FDA-approved GLP-1 anti-obesity medications are a welcome development given the obesity epidemic that has had such devastating effects on health. However, the combination of the high price of these drugs – typically about $1,000 per month per patient (not counting manufacturers’ rebates, which vary) – plus the large number of patients who may benefit from them can result in a substantial net new cost to a health plan. Further, these are maintenance drugs that a patient would likely use over many years. While most plans cover GLP-1 drugs for diabetes treatment, employers are divided on whether to cover them for the treatment of obesity. Currently, about two-fifths of large employers (41%) cover GLP-1 medications for the treatment of obesity, often with authorization and/or reauthorization requirements. Another 19% say they are considering it.
A wave of new gene and cell therapies is also beginning to impact cost. Only a few have reached the market so far, but by 2025 the FDA estimates they will be approving 10 to 20 of these products per year. Made possible by astonishing breakthroughs in medical science, these products have the potential to drastically improve or even cure certain serious or terminal conditions, offering hope to many individuals.

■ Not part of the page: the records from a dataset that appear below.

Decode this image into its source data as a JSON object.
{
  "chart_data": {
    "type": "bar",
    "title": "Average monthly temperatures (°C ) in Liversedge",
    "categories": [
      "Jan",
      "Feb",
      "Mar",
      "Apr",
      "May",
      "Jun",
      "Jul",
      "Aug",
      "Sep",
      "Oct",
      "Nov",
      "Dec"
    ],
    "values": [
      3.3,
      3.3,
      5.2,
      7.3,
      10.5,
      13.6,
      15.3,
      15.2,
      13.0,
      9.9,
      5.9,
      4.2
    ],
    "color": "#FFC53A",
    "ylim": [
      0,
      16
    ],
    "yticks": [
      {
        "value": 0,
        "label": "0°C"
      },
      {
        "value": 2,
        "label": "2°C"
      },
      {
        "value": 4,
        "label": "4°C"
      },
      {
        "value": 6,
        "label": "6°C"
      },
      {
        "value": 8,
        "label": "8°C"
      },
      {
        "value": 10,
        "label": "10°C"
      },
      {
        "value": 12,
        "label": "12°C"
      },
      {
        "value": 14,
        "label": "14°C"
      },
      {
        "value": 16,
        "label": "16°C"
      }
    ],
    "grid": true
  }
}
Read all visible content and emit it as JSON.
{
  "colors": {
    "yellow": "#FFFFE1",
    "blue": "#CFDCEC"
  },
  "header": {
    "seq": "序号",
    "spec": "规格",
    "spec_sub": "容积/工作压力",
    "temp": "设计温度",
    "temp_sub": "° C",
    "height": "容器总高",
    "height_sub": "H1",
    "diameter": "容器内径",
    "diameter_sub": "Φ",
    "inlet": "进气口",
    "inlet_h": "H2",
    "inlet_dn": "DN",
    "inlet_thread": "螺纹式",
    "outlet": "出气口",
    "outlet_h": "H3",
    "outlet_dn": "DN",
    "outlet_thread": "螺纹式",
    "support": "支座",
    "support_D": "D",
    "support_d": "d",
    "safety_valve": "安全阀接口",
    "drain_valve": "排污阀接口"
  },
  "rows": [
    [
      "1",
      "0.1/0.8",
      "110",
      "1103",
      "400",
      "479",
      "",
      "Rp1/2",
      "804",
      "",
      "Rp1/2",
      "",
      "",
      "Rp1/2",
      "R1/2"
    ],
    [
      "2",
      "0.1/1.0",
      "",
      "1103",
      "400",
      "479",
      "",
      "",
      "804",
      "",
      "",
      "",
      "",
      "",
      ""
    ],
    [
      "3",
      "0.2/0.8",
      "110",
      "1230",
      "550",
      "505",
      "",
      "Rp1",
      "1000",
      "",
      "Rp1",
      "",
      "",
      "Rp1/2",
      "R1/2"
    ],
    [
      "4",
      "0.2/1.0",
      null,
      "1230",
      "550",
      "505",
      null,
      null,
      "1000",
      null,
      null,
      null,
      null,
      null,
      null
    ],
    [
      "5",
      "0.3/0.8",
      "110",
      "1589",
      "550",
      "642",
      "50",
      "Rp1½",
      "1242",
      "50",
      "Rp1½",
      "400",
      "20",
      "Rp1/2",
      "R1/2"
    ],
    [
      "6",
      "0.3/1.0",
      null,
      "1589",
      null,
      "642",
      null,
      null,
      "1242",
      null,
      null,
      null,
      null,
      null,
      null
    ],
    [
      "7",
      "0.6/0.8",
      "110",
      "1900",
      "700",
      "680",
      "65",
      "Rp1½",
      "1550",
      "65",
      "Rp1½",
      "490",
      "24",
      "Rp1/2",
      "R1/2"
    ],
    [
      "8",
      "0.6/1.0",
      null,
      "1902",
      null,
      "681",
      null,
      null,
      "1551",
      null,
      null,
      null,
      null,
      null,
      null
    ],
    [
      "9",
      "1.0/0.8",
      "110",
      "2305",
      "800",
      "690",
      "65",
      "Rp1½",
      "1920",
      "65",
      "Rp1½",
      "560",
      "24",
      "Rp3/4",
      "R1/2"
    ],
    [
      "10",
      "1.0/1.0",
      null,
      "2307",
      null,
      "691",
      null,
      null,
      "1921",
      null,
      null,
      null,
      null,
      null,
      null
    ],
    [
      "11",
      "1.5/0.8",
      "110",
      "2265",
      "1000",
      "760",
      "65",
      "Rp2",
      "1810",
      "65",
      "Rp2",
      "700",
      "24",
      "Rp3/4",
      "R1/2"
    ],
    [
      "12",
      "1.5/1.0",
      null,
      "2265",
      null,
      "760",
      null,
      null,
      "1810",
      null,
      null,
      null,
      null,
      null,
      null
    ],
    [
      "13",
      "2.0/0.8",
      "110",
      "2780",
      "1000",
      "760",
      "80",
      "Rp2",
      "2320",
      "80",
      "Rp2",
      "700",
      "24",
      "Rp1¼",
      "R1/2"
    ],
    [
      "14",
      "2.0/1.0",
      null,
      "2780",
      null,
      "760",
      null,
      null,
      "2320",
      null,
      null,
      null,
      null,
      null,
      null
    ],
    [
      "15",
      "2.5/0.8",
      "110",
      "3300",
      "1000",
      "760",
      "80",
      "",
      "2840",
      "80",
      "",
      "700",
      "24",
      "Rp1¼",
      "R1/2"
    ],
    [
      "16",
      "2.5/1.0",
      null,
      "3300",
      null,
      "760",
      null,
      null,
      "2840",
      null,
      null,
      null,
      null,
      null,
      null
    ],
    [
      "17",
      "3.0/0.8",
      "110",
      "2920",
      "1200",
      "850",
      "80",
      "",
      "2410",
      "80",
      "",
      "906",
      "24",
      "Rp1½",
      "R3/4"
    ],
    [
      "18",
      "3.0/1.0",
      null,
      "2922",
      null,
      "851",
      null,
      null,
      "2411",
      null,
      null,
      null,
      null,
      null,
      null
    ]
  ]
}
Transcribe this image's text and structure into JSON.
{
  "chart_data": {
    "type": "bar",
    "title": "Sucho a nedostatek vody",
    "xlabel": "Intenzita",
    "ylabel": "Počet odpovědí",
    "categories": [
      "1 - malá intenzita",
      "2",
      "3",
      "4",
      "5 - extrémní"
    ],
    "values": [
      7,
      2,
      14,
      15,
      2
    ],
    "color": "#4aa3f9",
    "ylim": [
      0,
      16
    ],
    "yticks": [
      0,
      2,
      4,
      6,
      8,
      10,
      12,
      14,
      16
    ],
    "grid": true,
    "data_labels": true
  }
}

Unlike most traditional drug regimens, gene and cell therapies are one-time, ultra-high-cost treatments – as much as $3M – and currently plan sponsors must absorb the entire cost at once, a paradigm shift that presents unique challenges. The majority of large employers are taking action to prepare for these infrequent but potentially significant costs by conducting risk assessments (21%), working with medical carriers and PBMs to implement clinical management programs (44%), and adding or enhancing stop-loss protection (10%).
While the effects of inflation on health plan cost growth may be relatively short-lived, these new and ongoing developments in the pharmaceutical market seem likely to have a longer-term impact on health benefit cost.
Cost management is now a front-burner issue
After the jump in cost this year and potentially higher increases ahead, employers are putting cost management front and center. When survey respondents were asked to rate the importance of a number of longer-term health program strategies, “managing high-cost claims” came out on top, rated important or very important by 84% of large employers.
Grounded in the assumption that better health outcomes go hand in hand with better cost outcomes, tactics for addressing high-cost claims typically center around steering patients to higher-quality care and providing more intensive care management, as opposed to shifting cost to employees. For example, this year, about two-thirds of large employers (67%) provide enhanced resources as part of a focused effort to support members with cancer. These include specialized case management (34%), Centers of Excellence or site of care navigation (24%), and Expert Medical Opinion programs (21%), among other initiatives.
About the survey
Mercer’s National Survey of Employer-Sponsored Health Plans included 1,917 public and private employers in 2023. Based on responses from employers in a national probability sample in combination with a non-probability sample, survey results have been weighted (using employer size and geographic stratification) to represent the approximately 134,000 employer health plan sponsors across the US with 50 or more employees; these organizations employ about 123 million full- and part-time employees. The survey was fielded from mid-June through late August in 2023. Employers were asked to provide updated cost projections for 2023 for self-funded plans based on six months’ experience. The full report on the Mercer survey, including a separate appendix of tables of responses broken out by employer size, region, and industry, will be published in March 2024.